Singapore LNG Corp (SLNG) is making inquiries about buying LNG cargoes from the spot market, a rare move for the operator of the city state's liquefied natural gas (LNG) terminal, industry sources said on Wednesday.
The inquiries come on the back of surging prices globally of power generation fuels, such as LNG and coal, amid power shortages from China to India to Europe.
The rocketing prices have also led to one of Singapore's largest independent electricity retailers exiting the market.
According to company sources, at least three other electricity retailers here have stopped accepting new clients as well.
SLNG contributes to Singapore's energy security and its terminal supplies up to 30 per cent of the city state's natural gas demand for power generation, its website says.
The company is looking for LNG in the spot market privately, said four sources, with one of them adding that it is seeking up to two cargoes for delivery into Singapore next month.
SLNG told The Straits Times yesterday it is exploring options to increase inventory of LNG at its terminal amid tight global LNG supply.
"Given the current global LNG supply tightness, SLNG is exploring options to increase LNG inventory at our terminal," said a spokesman.
It is unusual for Singapore to seek spot LNG cargoes as the country is typically adequately supplied with LNG through long-term deals and gas imports from Indonesia via a pipeline.

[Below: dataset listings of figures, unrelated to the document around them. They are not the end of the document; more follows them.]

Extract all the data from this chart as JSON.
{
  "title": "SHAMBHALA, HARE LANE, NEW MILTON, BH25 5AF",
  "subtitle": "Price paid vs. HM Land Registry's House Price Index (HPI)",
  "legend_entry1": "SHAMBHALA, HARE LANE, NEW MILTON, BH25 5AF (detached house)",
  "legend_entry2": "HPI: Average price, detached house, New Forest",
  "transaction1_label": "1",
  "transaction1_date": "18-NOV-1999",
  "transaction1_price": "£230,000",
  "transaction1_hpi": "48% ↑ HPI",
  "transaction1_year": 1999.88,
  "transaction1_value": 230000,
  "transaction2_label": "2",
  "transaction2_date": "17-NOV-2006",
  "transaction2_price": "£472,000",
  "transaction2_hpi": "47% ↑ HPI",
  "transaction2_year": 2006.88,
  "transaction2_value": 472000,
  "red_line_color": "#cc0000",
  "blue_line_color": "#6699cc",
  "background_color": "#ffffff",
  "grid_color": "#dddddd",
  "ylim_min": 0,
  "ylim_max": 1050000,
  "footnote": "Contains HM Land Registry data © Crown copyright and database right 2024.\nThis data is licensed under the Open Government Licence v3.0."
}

One of the sources said the request from SLNG came after Singapore's electricity prices jumped.
Singapore's monthly base load electricity futures have surged by more than double since the start of the month, while the quarterly base load electricity energy futures are trading at their highest since the contract was launched in 2015.
In Singapore, electricity tariffs are calculated using fuel costs and non-fuel costs.
iSwitch Energy, one of Singapore's largest independent electricity retailer, said on its website that it will be ceasing electricity retail operations on Nov. 11, due to"current electricity market conditions".
Diamond Electric, Best Electricity Supply and Ohm Energy have stopped accepting new customers with Diamond Electric in the process of handing over existing term contracts to another utility provider, company sources told Reuters.
"Not only are retailers unable to sell to retail customers at a level that is economic because the set quarterly tariff implies a price that is well below where futures are trading, they are also getting hit on the front-end because spot prices have gone ballistic," said James Whistler, global head of energy at Simpson Spence Young.
"Add the failure of the once well-designed market-making scheme and things become untenable for many."
Open Electricity Market website shows only 8 out of the 12 existing retailers offering plans for consumers.